1.2 Cara Berbahasa Santun Santun tidaknya pemakaian bahasa dapat dilihat setidaknya dari dua hal, yaitu pilihan kata (diksi) dan gaya bahasa. Pilihan kata yang dimaksud adalah ketepatan pemakaian kata untuk mengungkapkan makna dan maksud dalam konteks tertentu sehingga menimbulkan efek tertentu pada pada mitra tutur. Setiap kata, di samping memiliki makna tertentu juga memiliki daya (kekuatan) tertentu. Kesanggupan menggunakan gaya bahasa seorang penutur dapat terlihat tingkat kesantunannya dalam berkomunikasi.

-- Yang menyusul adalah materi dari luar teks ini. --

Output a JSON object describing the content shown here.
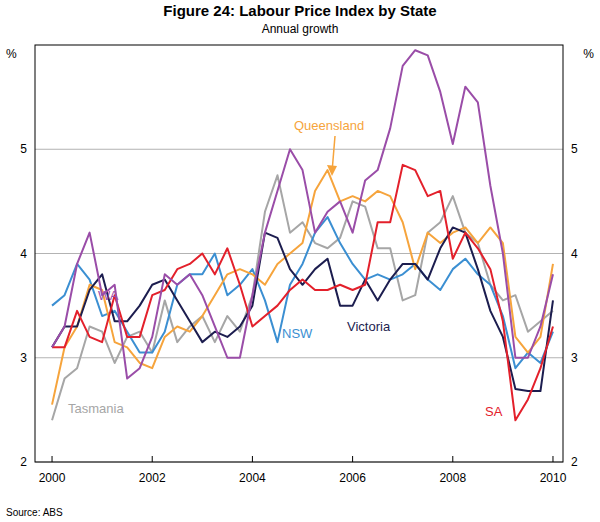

Ada beberapa gaya bahasa yang dapat digunakan untuk melihat santun tidaknya pemakaian bahasa dalam bertutur yaitu: 1. Majas Hiperbola Yaitu salah satu jenis gaya bahasa perbandingan yang memperbandingkan sesuatu dengan sesuatu yang lain secara berlebihan. 2. Majas Perumpamaan Yaitu salah satu jenis gaya bahasa perbandingan yang membandingkan dua hal yang berlainan, tetapi dianggap sama. 3. Majas Metafora Yaitu salah satu jenis gaya bahasa perbandingan maupun menambah daya bahasa tuturan. 4. Majas Eufemisme Yaitu salah satu jenis gaya bahasa perbandingan yang membandingkan dua hal dengan menggunakan pembanding yang lebih halus.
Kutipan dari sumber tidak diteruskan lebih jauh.